12.3. AUP Audits and Procedural Reviews:

At least once during the course of a four-year AUP, and normally during the early stages of the work, an audit of the AUP is undertaken by a delegate of the ACC. This review normally involves arranging a time with the PI when animal procedures can be observed. A report on the audit is made available to the ACC.

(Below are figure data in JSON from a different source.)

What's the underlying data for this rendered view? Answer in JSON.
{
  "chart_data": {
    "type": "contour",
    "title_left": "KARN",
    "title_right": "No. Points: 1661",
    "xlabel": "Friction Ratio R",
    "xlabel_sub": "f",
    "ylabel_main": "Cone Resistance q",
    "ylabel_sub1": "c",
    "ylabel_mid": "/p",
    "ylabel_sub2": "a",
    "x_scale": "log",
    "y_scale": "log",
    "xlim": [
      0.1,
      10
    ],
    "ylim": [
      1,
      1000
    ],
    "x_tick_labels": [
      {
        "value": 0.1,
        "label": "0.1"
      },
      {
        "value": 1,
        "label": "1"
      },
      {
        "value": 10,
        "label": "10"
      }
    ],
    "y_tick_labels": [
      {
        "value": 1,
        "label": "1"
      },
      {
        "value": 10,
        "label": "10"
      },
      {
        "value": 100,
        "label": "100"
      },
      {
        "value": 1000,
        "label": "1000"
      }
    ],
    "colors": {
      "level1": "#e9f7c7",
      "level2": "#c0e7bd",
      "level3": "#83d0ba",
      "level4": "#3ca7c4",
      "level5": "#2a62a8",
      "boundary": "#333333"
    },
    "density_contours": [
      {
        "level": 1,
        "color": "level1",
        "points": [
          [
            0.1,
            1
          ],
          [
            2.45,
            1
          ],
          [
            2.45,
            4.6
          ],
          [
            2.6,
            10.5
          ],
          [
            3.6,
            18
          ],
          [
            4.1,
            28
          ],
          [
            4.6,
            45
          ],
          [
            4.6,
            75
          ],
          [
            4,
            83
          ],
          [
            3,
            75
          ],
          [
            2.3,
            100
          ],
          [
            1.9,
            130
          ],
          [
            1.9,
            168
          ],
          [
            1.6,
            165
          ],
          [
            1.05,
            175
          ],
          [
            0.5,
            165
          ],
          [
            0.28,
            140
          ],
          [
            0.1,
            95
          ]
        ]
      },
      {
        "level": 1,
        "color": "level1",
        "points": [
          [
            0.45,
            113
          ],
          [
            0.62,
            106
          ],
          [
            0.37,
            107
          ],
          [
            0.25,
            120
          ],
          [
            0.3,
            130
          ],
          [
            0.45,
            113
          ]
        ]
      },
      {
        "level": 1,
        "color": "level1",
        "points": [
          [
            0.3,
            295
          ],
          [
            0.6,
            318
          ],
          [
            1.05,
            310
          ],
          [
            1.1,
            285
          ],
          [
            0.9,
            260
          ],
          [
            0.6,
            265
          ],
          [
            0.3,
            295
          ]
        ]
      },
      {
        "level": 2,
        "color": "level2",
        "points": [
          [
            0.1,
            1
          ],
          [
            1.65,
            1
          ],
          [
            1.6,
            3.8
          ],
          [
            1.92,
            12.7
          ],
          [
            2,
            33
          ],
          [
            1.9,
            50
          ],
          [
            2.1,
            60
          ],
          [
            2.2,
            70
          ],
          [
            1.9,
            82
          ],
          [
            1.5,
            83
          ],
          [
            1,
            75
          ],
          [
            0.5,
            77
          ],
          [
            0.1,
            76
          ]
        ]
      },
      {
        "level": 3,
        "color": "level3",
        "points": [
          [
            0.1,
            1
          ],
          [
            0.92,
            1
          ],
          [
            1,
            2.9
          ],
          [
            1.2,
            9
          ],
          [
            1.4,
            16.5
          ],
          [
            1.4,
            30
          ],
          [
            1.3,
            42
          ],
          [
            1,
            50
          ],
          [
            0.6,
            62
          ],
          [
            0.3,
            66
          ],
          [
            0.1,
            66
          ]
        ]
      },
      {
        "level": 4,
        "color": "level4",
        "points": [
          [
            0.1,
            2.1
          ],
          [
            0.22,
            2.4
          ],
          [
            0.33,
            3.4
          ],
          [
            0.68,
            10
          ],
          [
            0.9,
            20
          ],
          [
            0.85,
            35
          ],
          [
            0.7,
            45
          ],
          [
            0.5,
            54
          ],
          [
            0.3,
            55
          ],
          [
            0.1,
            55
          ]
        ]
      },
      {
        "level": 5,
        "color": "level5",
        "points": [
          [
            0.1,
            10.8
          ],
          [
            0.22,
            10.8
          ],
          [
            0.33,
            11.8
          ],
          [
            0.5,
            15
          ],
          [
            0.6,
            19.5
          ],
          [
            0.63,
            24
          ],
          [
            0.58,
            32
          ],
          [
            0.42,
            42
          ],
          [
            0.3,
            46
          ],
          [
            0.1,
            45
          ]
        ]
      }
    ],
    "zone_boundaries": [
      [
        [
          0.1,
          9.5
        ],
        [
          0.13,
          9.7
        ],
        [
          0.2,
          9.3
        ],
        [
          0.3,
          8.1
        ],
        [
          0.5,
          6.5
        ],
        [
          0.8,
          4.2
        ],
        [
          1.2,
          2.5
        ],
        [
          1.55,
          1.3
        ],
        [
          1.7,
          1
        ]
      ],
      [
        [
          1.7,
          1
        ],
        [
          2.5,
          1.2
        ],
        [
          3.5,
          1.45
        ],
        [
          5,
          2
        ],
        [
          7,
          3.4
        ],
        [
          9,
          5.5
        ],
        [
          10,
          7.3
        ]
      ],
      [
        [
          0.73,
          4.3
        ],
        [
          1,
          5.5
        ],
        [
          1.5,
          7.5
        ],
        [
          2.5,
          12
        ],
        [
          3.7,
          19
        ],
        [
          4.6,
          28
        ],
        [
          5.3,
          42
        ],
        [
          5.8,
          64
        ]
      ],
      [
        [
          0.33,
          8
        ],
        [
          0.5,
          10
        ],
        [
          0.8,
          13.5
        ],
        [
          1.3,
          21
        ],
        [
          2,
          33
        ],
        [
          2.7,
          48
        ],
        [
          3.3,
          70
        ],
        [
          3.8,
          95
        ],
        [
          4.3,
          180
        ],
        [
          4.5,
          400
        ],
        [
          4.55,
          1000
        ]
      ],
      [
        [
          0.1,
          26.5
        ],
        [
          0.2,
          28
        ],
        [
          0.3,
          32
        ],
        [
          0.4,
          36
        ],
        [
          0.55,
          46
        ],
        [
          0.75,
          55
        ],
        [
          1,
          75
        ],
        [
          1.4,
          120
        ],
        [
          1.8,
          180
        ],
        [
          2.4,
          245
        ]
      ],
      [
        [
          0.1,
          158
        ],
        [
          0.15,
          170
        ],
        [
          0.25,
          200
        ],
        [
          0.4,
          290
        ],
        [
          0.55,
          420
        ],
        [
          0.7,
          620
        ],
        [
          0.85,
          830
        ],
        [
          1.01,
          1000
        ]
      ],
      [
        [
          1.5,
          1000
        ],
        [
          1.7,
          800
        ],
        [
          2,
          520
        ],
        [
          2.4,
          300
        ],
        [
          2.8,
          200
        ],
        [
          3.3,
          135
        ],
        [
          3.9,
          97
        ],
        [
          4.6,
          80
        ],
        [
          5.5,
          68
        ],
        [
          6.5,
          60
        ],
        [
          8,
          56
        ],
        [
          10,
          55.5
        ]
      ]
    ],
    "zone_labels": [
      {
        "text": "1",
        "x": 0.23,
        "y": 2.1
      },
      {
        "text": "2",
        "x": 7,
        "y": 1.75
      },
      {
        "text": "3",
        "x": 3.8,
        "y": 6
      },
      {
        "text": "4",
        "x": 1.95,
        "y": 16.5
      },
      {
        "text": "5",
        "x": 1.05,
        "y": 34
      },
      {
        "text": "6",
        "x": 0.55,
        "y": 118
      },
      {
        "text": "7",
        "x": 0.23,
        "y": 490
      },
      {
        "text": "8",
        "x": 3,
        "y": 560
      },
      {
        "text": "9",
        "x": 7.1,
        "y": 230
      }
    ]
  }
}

12.4. Breeding Colony Report Review:

Monthly reports are prepared by Head of the Animal Resources Group or his/her delegate and are submitted to the ACC coordinator. These reports track the total number of animals bred, the number of those animals used on study and the number of animals culled. Reports are made available to the ACC for review and are stored in a shared location.

13. Animal Housing & Use:

13.1 Housing of Multiple Species:

There is no housing of multiple species within the same room or cubicle unless each species is housed in a rack of individually ventilated cages (IVC) and the various species are not in visual contact with each other.

13.2 Acclimation Period:

Normally testing procedures do not commence until the animals have acclimated for a period of no less than five days. Exceptions to this policy may be submitted to the ACC and are approved on a case-by-case basis.

Appendix A

Examples of changes to an AUP that may be considered as Major Amendments

  1. Addition of animal species.
  2. Addition of strains that are known to have specific housing/care requirements or health problems.
  3. Change in procedure(s) and/or new procedure(s) that have potential for increased pain or distress or change in humane endpoints.
  4. Increase in the category of invasiveness.
  5. Change from non-surgery to surgery, from minor to major surgery, from non-survival to survival surgery, or from single to multiple survival surgery.
  6. Modified choice of anesthetic or analgesic agent(s), or in the route of administration or dosage of these agents.
  7. Altered method of euthanasia.
  8. Change in duration, frequency or number of procedures performed on an animal.
  9. Increased discomfort to animal / addition of painful procedures (change in pain category).
  10. Withholding of analgesics.
  11. Unanticipated marked increase in clinical morbidity signs or proportion of animal deaths requiring increased numbers of animals.
  12. Change in Principle Investigator or person designated by Principle Investigator to be responsible for the AUP.